I’ve been working on a special camera for rendering a “true” 2.5d isometric view (also called cavalier or oblique projection) - as in “oldschool”: think SimCity, Double Dragon, and other flat topdown or flat sideview games or technical illustrations. It’s particularly useful if you want to combine front view sprites with meshes.
This camera renders the front completely flat (no distortion) and then shows a bit of two sides (you choose how much and which). You can’t achieve this effect with Unity’s orthographic camera.
I can set up a webplayer demo, although I’ll have to build something that showcases it properly first. The project I use it for myself is a bad example (as it won’t be playable yet for months). What you see on the pictures is just something I mocked up in an hour to demostrate what it looks like.
What would you guys like to see in a webplayer demo? I could make the view scrollable, but it’s just like panning a picture, really (since there is no perspective).
For now I have to see if there’s enough interest in this for it to be worth putting more time into it, to make it a solid asset store product.
As you can see from the left screenshot, you can definitely accomplish that sim city look (with ease, I’d say). I don’t have time to build a sim city to showcase it though
Is there something in particular that I could demonstrate with the camera to show you that it works?
Just something similar, larger scale (repetition is ok, / copy paste) with scrolling ability and a fps counter would do, preferably as a standalone demo instead of a web player (i realized today that, regardless of the favorite vidcard i pick, webplayer always uses my integrated intel instead of my nvidia 540M). Nothing fancy really.
Fair enough, I’ll see in the next days if I can put something together for you. Stay tuned
Of course, if you want to do the legwork and assemble a city for me, I can show you results much faster - and maybe focus on a script that showcases more camera features.
Same here! But like I said before, there’s not much to see - it’s just like scrolling around on a static picture, since there is no perspective. In fact, I could just put a screenshot there, and you wouldn’t see the difference.
Good point, fair enough. I will use a fixed resolution, though, since the current version of the isocam will just stretch to meet the resolution. Of course I’ll fix that, should I go through with releasing the camera for the asset store.
This does look interesting, although I can’t think of a use I have for it right now I’d happily spend $10-$15 to just experiment with the effect- especially if the source is included so I can see how you manipulate the camera in this way,
I do get a pretty good framerate here, but do note that the IsoCam underlies the same performance restrictions as any normal camera - and the example city has 1.6m polygons.
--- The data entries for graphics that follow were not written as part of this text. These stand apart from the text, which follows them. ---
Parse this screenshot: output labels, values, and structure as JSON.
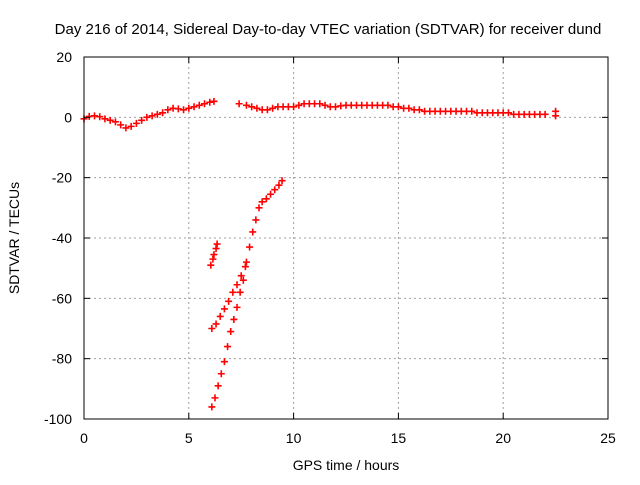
{
  "chart_data": {
    "type": "scatter",
    "title": "Day 216 of 2014, Sidereal Day-to-day VTEC variation (SDTVAR) for receiver dund",
    "xlabel": "GPS time / hours",
    "ylabel": "SDTVAR / TECUs",
    "xlim": [
      0,
      25
    ],
    "ylim": [
      -100,
      20
    ],
    "xticks": [
      0,
      5,
      10,
      15,
      20,
      25
    ],
    "yticks": [
      -100,
      -80,
      -60,
      -40,
      -20,
      0,
      20
    ],
    "grid": true,
    "marker": "+",
    "series": [
      {
        "name": "SDTVAR near-zero band",
        "color": "#ff0000",
        "points": [
          [
            0.0,
            -0.5
          ],
          [
            0.25,
            0.3
          ],
          [
            0.5,
            0.5
          ],
          [
            0.75,
            0.2
          ],
          [
            1.0,
            -0.5
          ],
          [
            1.25,
            -1.0
          ],
          [
            1.5,
            -1.5
          ],
          [
            1.75,
            -2.5
          ],
          [
            2.0,
            -3.5
          ],
          [
            2.25,
            -3.0
          ],
          [
            2.5,
            -2.0
          ],
          [
            2.75,
            -1.0
          ],
          [
            3.0,
            0.0
          ],
          [
            3.25,
            0.5
          ],
          [
            3.5,
            1.0
          ],
          [
            3.75,
            1.5
          ],
          [
            4.0,
            2.5
          ],
          [
            4.25,
            3.0
          ],
          [
            4.5,
            2.8
          ],
          [
            4.75,
            2.5
          ],
          [
            5.0,
            3.0
          ],
          [
            5.25,
            3.5
          ],
          [
            5.5,
            4.0
          ],
          [
            5.75,
            4.5
          ],
          [
            6.0,
            5.0
          ],
          [
            6.2,
            5.3
          ],
          [
            7.4,
            4.5
          ],
          [
            7.75,
            4.0
          ],
          [
            8.0,
            3.5
          ],
          [
            8.25,
            3.0
          ],
          [
            8.5,
            2.5
          ],
          [
            8.75,
            2.5
          ],
          [
            9.0,
            3.0
          ],
          [
            9.25,
            3.5
          ],
          [
            9.5,
            3.5
          ],
          [
            9.75,
            3.5
          ],
          [
            10.0,
            3.5
          ],
          [
            10.25,
            4.0
          ],
          [
            10.5,
            4.5
          ],
          [
            10.75,
            4.5
          ],
          [
            11.0,
            4.5
          ],
          [
            11.25,
            4.5
          ],
          [
            11.5,
            4.0
          ],
          [
            11.75,
            3.5
          ],
          [
            12.0,
            3.5
          ],
          [
            12.25,
            3.8
          ],
          [
            12.5,
            4.0
          ],
          [
            12.75,
            4.0
          ],
          [
            13.0,
            4.0
          ],
          [
            13.25,
            4.0
          ],
          [
            13.5,
            4.0
          ],
          [
            13.75,
            4.0
          ],
          [
            14.0,
            4.0
          ],
          [
            14.25,
            4.0
          ],
          [
            14.5,
            4.0
          ],
          [
            14.75,
            3.5
          ],
          [
            15.0,
            3.5
          ],
          [
            15.25,
            3.0
          ],
          [
            15.5,
            3.0
          ],
          [
            15.75,
            2.5
          ],
          [
            16.0,
            2.5
          ],
          [
            16.25,
            2.0
          ],
          [
            16.5,
            2.0
          ],
          [
            16.75,
            2.0
          ],
          [
            17.0,
            2.0
          ],
          [
            17.25,
            2.0
          ],
          [
            17.5,
            2.0
          ],
          [
            17.75,
            2.0
          ],
          [
            18.0,
            2.0
          ],
          [
            18.25,
            2.0
          ],
          [
            18.5,
            2.0
          ],
          [
            18.75,
            1.5
          ],
          [
            19.0,
            1.5
          ],
          [
            19.25,
            1.5
          ],
          [
            19.5,
            1.5
          ],
          [
            19.75,
            1.5
          ],
          [
            20.0,
            1.5
          ],
          [
            20.25,
            1.5
          ],
          [
            20.5,
            1.0
          ],
          [
            20.75,
            1.0
          ],
          [
            21.0,
            1.0
          ],
          [
            21.25,
            1.0
          ],
          [
            21.5,
            1.0
          ],
          [
            21.75,
            1.0
          ],
          [
            22.0,
            1.0
          ],
          [
            22.5,
            0.5
          ],
          [
            22.5,
            2.0
          ]
        ]
      },
      {
        "name": "SDTVAR lower branch",
        "color": "#ff0000",
        "points": [
          [
            6.1,
            -96.0
          ],
          [
            6.25,
            -93.0
          ],
          [
            6.4,
            -89.0
          ],
          [
            6.55,
            -85.0
          ],
          [
            6.7,
            -81.0
          ],
          [
            6.85,
            -76.0
          ],
          [
            7.0,
            -71.0
          ],
          [
            7.15,
            -67.0
          ],
          [
            7.3,
            -63.0
          ],
          [
            7.45,
            -58.0
          ],
          [
            7.6,
            -54.0
          ],
          [
            7.75,
            -48.0
          ],
          [
            7.9,
            -43.0
          ],
          [
            8.05,
            -38.0
          ],
          [
            8.2,
            -34.0
          ],
          [
            8.35,
            -30.0
          ],
          [
            8.5,
            -28.0
          ],
          [
            8.7,
            -27.0
          ],
          [
            8.9,
            -25.5
          ],
          [
            9.1,
            -24.0
          ],
          [
            9.3,
            -22.5
          ],
          [
            9.45,
            -21.0
          ]
        ]
      },
      {
        "name": "SDTVAR upper branch",
        "color": "#ff0000",
        "points": [
          [
            6.1,
            -70.0
          ],
          [
            6.3,
            -68.5
          ],
          [
            6.5,
            -66.0
          ],
          [
            6.7,
            -63.5
          ],
          [
            6.9,
            -61.0
          ],
          [
            7.1,
            -58.0
          ],
          [
            7.3,
            -55.5
          ],
          [
            7.5,
            -52.5
          ],
          [
            7.7,
            -49.5
          ]
        ]
      },
      {
        "name": "SDTVAR isolated cluster",
        "color": "#ff0000",
        "points": [
          [
            6.05,
            -49.0
          ],
          [
            6.15,
            -47.0
          ],
          [
            6.2,
            -45.5
          ],
          [
            6.3,
            -43.5
          ],
          [
            6.35,
            -42.0
          ]
        ]
      }
    ]
  }
}
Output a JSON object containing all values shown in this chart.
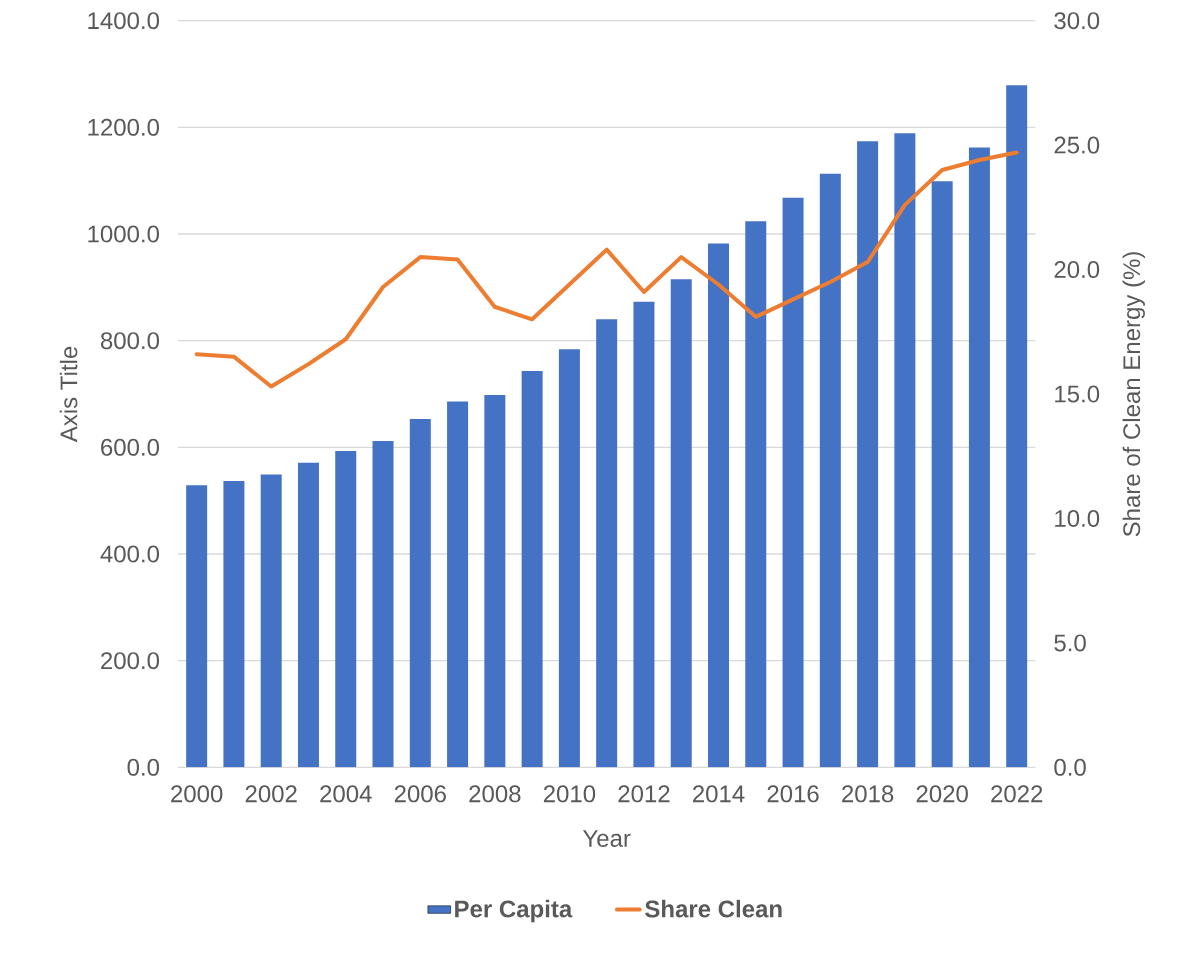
{
  "chart_data": {
    "type": "bar",
    "categories": [
      "2000",
      null,
      "2002",
      null,
      "2004",
      null,
      "2006",
      null,
      "2008",
      null,
      "2010",
      null,
      "2012",
      null,
      "2014",
      null,
      "2016",
      null,
      "2018",
      null,
      "2020",
      null,
      "2022"
    ],
    "series": [
      {
        "name": "Per Capita",
        "color": "#4472c4",
        "values": [
          529,
          537,
          549,
          571,
          593,
          612,
          653,
          686,
          698,
          743,
          784,
          840,
          873,
          915,
          982,
          1024,
          1068,
          1113,
          1174,
          1189,
          1099,
          1162,
          1279
        ]
      },
      {
        "name": "Share Clean",
        "type": "line",
        "axis": "y2",
        "color": "#ed7d31",
        "values": [
          16.6,
          16.5,
          15.3,
          16.2,
          17.2,
          19.3,
          20.5,
          20.4,
          18.5,
          18.0,
          19.4,
          20.8,
          19.1,
          20.5,
          19.4,
          18.1,
          18.8,
          19.5,
          20.3,
          22.6,
          24.0,
          24.4,
          24.7
        ]
      }
    ],
    "xlabel": "Year",
    "ylabel": "Axis Title",
    "y2label": "Share of Clean Energy (%)",
    "ylim": [
      0,
      1400
    ],
    "yticks": [
      {
        "value": 0,
        "label": "0.0"
      },
      {
        "value": 200,
        "label": "200.0"
      },
      {
        "value": 400,
        "label": "400.0"
      },
      {
        "value": 600,
        "label": "600.0"
      },
      {
        "value": 800,
        "label": "800.0"
      },
      {
        "value": 1000,
        "label": "1000.0"
      },
      {
        "value": 1200,
        "label": "1200.0"
      },
      {
        "value": 1400,
        "label": "1400.0"
      }
    ],
    "y2lim": [
      0,
      30
    ],
    "y2ticks": [
      {
        "value": 0,
        "label": "0.0"
      },
      {
        "value": 5,
        "label": "5.0"
      },
      {
        "value": 10,
        "label": "10.0"
      },
      {
        "value": 15,
        "label": "15.0"
      },
      {
        "value": 20,
        "label": "20.0"
      },
      {
        "value": 25,
        "label": "25.0"
      },
      {
        "value": 30,
        "label": "30.0"
      }
    ],
    "grid": "y",
    "legend": "bottom",
    "marker": "none",
    "line_style": "solid"
  }
}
So if you zoom all the way out or side view the city, you might get lowered FPS.
Since I still have to put quite some work into it, to make the camera component user-friendly, it’ll probably be 20€ / 26$. I also don’t plan to release the source, since it would be quite possible to copy what I did without me being able to prove it. I do hope the IsoCam does have enough options to allow you to build anything you need it for, though. If there’s something missing, do tell me, and I might add it, if it makes sense and is within my abilities.
I’m curious to hear what you guys think of the demo.
If you do not release the source, do you plan on maintaining the software for the next year or so? Also, to those that are more fluent in Unity than I… Without the source, can I still use this for Linux build, Mac, IOS, etc?
Yes indeed, although I expect it will be solid enough to not need (much or any) maintenance. It is, like most other scripts, completely platform independent. So it would even work for new, unreleased platforms.